Il y a d’abord les critiques négatives du président du CDS Rahama qui a dressé un tableau au vitriol de la gestion du pouvoir par le régime de la 7ème République en deux ans de règne. « La gestion actuelle du pouvoir d’État nous plonge délibérément au cœur de graves pratiques frauduleuses et anticonstitutionnelles. Ce triste constat intervient au moment où les autorités de la 7èmeRépublique s’apprêtent à célébrer, le 7 avril prochain, le deuxième anniversaire de leur accession au pouvoir d’État », a souligné le président de l’ARN, Mahamane Ousmane. A cela, il faut ajouter les critiques de Seïni Oumarou contre le régime Issoufou et qui, à l’occasion, cite les mêmes critiques, déjà faites par le principal allié dans la gestion de ce pouvoir qui se trouve également être la deuxième personnalité du pays, lors de la cérémonie de clôture de la session budgétaire pour l'année 2013. Devant le parlement et un panel de personnalités internationales, l’homme avait dressé un tableau sombre de leur gestion des affaires publiques qui se caractérise par: « Une contre performance des services administratifs dans la mobilisation des ressources et une faible consommation des crédits de fonctionnement et d'investissement; une incapacité des services administratifs à consommer les ressources mises à leur disposition par les partenaires extérieurs; une incapacité à mobiliser les fonds de contrepartie sur le budget national pour accéder aux financements extérieurs; une propension dans la corruption et le détournement des deniers publics; un rythme de revendications matérielles qui se succèdent et ne finissent pas, etc. ». Pourtant, le premier magistrat de la République, pense quant à lui, tout à fait le contraire de son allié principal, a fait remarquer le président du MNSD/Nassara.
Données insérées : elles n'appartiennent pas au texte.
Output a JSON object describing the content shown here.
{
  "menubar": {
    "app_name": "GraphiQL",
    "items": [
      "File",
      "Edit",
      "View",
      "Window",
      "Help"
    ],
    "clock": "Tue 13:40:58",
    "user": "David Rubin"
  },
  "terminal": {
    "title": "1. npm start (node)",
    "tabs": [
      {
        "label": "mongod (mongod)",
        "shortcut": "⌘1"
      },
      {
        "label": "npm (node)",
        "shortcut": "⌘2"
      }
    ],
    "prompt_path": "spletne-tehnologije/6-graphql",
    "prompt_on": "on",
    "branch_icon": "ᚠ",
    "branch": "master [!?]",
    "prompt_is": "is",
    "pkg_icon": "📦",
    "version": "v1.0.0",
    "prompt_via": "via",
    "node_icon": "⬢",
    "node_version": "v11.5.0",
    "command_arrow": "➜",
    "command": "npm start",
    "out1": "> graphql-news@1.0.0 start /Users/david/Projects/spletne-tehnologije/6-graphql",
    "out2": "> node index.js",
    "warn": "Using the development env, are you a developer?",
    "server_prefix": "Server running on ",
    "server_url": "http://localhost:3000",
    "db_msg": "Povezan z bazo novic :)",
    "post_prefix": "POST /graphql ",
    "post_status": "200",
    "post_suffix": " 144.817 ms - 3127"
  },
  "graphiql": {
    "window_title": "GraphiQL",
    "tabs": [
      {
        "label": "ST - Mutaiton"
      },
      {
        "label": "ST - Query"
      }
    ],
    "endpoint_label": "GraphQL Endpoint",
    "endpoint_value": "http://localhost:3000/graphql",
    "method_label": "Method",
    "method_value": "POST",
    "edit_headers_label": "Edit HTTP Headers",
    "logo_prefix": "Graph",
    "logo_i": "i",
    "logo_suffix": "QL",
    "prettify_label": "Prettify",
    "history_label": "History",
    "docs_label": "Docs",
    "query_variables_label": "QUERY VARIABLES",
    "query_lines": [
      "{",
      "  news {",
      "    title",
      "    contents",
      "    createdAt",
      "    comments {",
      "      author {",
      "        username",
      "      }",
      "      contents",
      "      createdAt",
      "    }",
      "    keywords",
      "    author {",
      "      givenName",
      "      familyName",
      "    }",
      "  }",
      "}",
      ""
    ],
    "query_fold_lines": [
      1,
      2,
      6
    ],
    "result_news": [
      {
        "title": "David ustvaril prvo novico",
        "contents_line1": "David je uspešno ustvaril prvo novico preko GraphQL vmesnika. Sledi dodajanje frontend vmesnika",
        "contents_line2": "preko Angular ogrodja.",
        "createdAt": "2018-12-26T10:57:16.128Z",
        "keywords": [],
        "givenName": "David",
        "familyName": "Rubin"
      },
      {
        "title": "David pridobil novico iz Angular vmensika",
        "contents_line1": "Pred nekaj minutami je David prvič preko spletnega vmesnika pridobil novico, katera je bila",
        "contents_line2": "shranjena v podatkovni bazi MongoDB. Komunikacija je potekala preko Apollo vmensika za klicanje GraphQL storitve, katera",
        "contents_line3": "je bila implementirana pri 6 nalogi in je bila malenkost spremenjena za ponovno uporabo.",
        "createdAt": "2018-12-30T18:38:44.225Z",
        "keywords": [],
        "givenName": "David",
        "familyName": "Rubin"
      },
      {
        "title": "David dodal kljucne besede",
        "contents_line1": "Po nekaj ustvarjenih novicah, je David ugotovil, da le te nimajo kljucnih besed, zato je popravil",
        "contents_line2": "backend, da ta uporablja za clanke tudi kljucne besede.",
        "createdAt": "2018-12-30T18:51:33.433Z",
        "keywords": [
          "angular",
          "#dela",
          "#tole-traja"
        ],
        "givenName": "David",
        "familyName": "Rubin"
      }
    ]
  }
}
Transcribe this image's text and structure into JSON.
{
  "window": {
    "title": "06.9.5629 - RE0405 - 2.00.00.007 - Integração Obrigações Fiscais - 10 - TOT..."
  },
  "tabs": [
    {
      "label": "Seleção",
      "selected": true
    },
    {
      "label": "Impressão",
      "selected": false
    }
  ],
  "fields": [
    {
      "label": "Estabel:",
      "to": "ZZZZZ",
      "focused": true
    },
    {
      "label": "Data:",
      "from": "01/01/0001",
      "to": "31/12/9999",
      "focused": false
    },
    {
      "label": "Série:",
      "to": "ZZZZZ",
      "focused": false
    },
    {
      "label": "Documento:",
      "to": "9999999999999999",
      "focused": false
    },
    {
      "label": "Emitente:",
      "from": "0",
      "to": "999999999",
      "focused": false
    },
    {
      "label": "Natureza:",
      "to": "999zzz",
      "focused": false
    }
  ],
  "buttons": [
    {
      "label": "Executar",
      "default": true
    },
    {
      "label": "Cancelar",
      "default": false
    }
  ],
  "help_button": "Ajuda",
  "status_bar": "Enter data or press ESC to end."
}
Les inquiétudes du « Guri »
Dans ce climat marqué par une convergence entre les partis de l’opposition et le principal allié du PNDS concernant la gestion des affaires sous la 7ème République, il est bien clair que les inquiétudes du « Guri » et du Président de la République montent d’un cran.
En effet, il est aujourd’hui clair qu’un fil conducteur est en train d’unir l’opposition et le Lumana eu égard aux multiples critiques du président de ce parti à l’encontre de son propre régime. Le Président de la République et son parti se retrouvent de façon indirecte dans une situation de minorité où dans leur propre camp, ils font face à une opposition, souvent plus critique que l’ARN.
Une situation qui doit inquiéter le PNDS et ses alliés les plus fidèles, car cette convergence de point de vue pourrait bien déboucher sur une mise en place d’une stratégie visant à mettre en difficulté le régime et entraîner de fait, un cataclysme politique dont le seul perdant sera le PNDS Tarayya. Au regard de la situation ainsi décrite, l’on est en droit de s’interroger sur l’attitude préventive que va adopter le PNDS pour faire face à toute éventualité? Une question qui s’impose avec autant d’acuité que la victoire appartient à ceux qui savent prévoir.